12.4 Discussion and Common Errors

A common error is to interpret a significant ANOVA result as:

All group means are different.

This interpretation is too strong. The correct interpretation is:

At least one group mean is different.

ANOVA is a global test. It tells us whether the population means are not all equal, but it does not identify which specific groups differ. To locate the differences, structured post-hoc comparisons are needed.

Another common error is to run many pairwise t tests at \(0.05\) without adjustment. Each test has a chance of producing a false positive. When many tests are performed, the chance of at least one false positive becomes larger than \(0.05\). This is why multiple-comparison control is needed when several pairwise comparisons are interpreted.

Misuse of assumptions is also common. Classical one-way ANOVA assumes that the groups have similar error variances. If the group variances are clearly different, the pooled estimate \(MSW\) may be misleading. In that case, the \(F\) test and the p-value may not be stable.

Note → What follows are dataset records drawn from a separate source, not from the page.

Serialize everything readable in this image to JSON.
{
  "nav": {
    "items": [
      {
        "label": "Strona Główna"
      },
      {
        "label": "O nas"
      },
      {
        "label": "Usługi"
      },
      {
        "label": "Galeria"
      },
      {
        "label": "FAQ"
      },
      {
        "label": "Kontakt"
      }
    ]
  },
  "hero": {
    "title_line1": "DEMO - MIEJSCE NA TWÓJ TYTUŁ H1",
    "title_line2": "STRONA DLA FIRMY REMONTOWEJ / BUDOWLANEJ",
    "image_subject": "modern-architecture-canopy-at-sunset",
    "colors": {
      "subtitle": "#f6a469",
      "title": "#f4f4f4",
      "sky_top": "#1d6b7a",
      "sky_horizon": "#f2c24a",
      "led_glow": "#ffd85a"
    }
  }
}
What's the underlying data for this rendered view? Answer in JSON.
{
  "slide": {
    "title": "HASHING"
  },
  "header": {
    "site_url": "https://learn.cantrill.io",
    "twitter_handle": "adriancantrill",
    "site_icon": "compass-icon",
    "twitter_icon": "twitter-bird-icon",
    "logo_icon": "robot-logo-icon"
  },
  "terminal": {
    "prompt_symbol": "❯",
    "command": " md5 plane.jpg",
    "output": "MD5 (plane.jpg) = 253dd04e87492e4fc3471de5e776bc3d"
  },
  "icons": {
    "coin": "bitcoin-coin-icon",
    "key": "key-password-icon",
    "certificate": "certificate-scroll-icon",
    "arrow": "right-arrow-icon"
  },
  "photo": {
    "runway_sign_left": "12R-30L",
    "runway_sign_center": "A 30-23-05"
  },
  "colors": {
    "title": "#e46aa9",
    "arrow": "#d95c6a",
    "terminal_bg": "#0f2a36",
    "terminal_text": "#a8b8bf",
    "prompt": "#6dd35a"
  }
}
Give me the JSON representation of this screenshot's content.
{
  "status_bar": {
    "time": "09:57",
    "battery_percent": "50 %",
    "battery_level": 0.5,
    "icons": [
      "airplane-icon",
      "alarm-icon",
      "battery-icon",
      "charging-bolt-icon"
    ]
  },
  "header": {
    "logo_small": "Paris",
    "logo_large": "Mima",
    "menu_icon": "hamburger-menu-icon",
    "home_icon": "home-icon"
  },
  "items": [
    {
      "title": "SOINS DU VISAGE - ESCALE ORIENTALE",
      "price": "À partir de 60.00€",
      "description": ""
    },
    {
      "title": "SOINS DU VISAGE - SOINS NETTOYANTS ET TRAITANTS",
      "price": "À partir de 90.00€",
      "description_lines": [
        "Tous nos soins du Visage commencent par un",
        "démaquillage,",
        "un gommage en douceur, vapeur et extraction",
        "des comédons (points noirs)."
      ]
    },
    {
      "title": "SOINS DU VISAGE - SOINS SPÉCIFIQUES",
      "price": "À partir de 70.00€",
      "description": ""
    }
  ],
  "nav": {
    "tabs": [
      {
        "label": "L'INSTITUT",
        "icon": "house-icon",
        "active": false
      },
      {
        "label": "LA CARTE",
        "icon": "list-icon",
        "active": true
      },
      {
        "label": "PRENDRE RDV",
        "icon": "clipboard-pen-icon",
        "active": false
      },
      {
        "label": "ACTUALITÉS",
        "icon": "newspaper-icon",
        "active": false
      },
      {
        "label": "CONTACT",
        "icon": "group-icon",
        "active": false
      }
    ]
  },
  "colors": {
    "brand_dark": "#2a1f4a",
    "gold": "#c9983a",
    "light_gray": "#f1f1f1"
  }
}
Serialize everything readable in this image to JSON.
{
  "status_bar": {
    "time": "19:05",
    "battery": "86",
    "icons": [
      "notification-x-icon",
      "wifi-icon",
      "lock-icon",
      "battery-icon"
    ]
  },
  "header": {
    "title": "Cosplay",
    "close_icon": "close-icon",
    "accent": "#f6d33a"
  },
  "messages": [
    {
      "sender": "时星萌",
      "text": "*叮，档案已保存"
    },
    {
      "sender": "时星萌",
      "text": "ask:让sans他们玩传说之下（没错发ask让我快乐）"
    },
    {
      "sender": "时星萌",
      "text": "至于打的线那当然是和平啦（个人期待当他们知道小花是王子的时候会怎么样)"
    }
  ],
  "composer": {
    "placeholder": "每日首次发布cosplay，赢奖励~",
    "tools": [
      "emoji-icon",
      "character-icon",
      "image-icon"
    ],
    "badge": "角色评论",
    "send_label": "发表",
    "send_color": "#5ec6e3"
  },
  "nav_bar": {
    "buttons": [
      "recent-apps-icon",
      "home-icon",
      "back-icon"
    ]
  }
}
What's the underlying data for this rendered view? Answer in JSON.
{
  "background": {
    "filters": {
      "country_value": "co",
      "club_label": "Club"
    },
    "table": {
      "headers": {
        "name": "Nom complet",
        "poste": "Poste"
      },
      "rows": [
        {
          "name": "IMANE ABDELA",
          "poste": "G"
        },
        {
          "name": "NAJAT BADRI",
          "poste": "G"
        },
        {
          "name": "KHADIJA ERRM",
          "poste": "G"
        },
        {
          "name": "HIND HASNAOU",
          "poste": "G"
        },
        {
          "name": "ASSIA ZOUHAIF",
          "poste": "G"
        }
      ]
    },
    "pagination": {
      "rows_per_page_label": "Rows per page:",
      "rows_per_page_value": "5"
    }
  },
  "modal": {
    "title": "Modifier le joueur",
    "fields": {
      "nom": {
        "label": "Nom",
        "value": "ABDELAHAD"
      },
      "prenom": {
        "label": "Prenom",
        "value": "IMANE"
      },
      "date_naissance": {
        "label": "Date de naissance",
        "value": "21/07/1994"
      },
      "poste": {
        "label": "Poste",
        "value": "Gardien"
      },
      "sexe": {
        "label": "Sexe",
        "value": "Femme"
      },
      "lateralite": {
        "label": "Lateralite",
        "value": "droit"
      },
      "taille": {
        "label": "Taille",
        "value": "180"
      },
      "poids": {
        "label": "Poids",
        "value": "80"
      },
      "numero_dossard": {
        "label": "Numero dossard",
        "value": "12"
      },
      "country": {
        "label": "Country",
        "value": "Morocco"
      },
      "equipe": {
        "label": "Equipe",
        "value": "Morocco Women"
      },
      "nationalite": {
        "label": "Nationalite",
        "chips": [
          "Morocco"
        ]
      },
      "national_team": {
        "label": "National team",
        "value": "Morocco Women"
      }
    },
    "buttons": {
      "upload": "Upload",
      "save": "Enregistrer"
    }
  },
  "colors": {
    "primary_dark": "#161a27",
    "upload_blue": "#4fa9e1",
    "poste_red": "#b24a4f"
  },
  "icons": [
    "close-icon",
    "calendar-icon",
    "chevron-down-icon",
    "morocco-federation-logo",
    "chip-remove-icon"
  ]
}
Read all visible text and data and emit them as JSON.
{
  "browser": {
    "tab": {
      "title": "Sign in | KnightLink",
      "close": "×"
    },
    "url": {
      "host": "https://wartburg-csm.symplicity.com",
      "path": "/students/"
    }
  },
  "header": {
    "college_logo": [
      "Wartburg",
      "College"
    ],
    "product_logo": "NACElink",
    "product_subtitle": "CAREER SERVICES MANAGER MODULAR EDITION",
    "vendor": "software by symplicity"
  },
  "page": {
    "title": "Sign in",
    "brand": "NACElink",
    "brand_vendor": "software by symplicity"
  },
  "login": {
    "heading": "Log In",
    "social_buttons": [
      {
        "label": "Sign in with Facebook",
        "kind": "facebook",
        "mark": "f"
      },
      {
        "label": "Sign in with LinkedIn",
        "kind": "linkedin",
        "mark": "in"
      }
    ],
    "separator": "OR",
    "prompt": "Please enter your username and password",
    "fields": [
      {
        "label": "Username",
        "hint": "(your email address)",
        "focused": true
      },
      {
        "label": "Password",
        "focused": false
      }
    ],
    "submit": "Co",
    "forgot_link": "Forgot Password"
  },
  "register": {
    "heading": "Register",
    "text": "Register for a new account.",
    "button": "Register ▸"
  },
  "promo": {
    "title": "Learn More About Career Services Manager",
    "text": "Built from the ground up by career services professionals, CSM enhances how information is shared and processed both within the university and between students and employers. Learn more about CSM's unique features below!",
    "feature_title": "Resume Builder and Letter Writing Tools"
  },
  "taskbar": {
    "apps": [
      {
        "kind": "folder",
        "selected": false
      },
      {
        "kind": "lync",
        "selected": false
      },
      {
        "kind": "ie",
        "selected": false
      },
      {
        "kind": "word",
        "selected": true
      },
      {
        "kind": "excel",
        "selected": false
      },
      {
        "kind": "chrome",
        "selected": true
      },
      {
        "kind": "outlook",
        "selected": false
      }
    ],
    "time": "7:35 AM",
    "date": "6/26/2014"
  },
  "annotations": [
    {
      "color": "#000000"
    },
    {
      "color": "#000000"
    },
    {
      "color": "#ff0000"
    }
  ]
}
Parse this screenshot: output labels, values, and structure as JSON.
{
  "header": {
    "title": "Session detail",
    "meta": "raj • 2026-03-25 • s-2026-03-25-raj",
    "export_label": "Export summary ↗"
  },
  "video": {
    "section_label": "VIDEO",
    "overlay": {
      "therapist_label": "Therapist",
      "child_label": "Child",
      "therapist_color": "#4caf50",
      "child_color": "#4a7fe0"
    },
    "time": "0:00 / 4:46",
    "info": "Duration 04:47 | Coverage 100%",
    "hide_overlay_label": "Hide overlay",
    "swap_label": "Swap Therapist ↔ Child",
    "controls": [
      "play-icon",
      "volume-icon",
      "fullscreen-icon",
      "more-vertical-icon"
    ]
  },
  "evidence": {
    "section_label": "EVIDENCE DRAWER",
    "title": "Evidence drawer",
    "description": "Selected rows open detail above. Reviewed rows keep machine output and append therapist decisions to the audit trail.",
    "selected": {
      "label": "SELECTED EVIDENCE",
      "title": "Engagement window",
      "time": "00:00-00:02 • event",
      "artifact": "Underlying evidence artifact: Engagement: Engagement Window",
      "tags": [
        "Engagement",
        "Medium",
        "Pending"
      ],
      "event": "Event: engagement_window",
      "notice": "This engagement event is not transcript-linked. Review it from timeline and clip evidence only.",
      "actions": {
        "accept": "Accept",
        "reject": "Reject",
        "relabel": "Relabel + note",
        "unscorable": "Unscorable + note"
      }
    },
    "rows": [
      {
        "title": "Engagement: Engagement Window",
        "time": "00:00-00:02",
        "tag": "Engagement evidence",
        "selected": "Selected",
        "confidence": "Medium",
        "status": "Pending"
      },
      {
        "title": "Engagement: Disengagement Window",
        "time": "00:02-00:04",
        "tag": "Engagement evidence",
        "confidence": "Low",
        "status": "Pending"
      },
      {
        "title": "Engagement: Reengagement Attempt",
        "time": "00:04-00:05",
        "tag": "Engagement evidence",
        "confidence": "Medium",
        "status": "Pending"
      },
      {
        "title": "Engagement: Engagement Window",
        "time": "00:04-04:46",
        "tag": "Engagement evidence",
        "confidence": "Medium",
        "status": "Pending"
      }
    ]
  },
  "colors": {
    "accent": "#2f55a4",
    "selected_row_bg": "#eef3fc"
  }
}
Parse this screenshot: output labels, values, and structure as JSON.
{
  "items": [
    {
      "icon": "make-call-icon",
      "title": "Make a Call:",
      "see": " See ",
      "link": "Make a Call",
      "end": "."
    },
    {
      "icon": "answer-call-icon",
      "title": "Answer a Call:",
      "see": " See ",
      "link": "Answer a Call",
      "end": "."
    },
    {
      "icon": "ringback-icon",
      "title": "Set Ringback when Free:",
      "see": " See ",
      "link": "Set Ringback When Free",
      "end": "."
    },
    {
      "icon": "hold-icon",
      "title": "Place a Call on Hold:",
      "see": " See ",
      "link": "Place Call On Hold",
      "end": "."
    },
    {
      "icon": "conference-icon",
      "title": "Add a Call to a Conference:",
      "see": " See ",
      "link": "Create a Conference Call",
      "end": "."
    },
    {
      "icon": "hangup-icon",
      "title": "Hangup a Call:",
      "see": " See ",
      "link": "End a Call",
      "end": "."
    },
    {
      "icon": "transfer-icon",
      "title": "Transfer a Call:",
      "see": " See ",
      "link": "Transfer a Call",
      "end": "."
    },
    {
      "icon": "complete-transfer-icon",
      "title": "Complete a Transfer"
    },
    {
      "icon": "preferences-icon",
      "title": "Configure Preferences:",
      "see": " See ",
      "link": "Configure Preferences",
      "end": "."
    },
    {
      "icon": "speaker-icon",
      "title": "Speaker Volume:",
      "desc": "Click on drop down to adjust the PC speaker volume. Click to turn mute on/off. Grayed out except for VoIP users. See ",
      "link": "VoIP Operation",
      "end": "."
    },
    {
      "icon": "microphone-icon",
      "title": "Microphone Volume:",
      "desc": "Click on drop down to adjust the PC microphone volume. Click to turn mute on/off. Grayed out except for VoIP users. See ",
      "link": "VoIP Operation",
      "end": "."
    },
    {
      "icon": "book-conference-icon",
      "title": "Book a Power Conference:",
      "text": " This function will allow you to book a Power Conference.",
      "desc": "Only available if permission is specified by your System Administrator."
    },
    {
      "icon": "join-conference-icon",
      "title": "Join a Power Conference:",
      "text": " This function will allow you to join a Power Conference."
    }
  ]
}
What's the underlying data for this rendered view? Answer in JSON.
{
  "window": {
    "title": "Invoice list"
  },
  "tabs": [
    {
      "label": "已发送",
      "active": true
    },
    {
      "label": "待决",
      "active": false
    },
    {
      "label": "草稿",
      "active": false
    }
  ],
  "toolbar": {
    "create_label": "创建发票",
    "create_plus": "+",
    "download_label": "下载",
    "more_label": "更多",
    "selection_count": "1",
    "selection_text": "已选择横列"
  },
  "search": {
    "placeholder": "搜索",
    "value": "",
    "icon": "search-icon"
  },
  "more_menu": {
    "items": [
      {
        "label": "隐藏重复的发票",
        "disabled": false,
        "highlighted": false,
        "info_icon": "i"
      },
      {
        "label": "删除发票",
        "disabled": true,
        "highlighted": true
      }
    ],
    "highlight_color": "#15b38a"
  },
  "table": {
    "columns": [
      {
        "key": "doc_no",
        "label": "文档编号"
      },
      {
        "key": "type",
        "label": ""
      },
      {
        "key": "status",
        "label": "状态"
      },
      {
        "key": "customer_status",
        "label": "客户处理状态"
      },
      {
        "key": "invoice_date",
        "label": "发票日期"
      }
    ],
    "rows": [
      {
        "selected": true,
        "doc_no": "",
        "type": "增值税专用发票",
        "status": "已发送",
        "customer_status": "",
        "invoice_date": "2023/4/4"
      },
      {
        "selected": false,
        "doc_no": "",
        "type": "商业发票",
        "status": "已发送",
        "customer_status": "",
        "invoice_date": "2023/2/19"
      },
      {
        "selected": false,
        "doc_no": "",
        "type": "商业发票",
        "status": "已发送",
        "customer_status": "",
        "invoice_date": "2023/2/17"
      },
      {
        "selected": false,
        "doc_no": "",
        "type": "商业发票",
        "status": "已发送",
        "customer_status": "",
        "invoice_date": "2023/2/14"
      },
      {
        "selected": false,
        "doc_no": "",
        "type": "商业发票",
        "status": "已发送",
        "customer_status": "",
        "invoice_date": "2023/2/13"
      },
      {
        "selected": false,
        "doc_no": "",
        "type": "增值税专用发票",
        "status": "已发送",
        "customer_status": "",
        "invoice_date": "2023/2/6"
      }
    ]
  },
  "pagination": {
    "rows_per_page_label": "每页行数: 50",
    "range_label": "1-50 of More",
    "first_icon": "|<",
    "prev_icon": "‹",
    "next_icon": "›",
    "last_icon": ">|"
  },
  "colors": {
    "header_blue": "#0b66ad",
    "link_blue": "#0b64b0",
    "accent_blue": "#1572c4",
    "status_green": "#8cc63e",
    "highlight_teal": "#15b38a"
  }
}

Small sample sizes also require caution. When each group has only a few observations, normality checks may not be very informative. A normal probability plot may not clearly show whether the normal-error assumption is reasonable. In this case, good design, careful measurement, and sufficient replication are more important than treating diagnostics as a simple pass-or-fail rule.

Another reporting error is to present only the p-value. A useful ANOVA report should include:

the factor and its levels;
the sample size in each group;
the group means and standard deviations;
the ANOVA table, including df, SS, MS, \(F\), and p-value;
an effect-size or practical magnitude summary.

If post-hoc comparisons are reported, the comparison family and adjustment method should also be stated. Conclusions should be written in terms of estimated mean differences and their uncertainty, not only in terms of significance.

12.5 Summary

One-way ANOVA is used to compare \(k\) population means under one categorical factor. It is useful in industrial engineering and management problems where several treatments, suppliers, machine settings, shift teams, or service policies must be compared.

The method separates total variation into two parts:

\[SST = SSB + SSW.\]

Here, \(SSB\) measures variation between group means, while \(SSW\) measures variation within groups.

The test statistic is the \(F\)-ratio:

\[F = \frac{MSB}{MSW}.\]

A large \(F\) value means that the group means are separated relative to the within-group variation. This gives stronger evidence that the population means are not all equal.

The global ANOVA test answers the question:

Is there evidence that at least one group mean is different?

It does not answer:

Which specific groups are different?

For that reason, post-hoc comparisons may be needed after a significant ANOVA result. These comparisons should control the false-positive risk caused by multiple testing.

Finally, ANOVA conclusions should be supported by diagnostics. Residual plots, boxplots, groupwise standard deviations, and normal probability plots help assess whether the assumptions of independence, similar variances, and approximately normal errors are reasonable for the intended inference.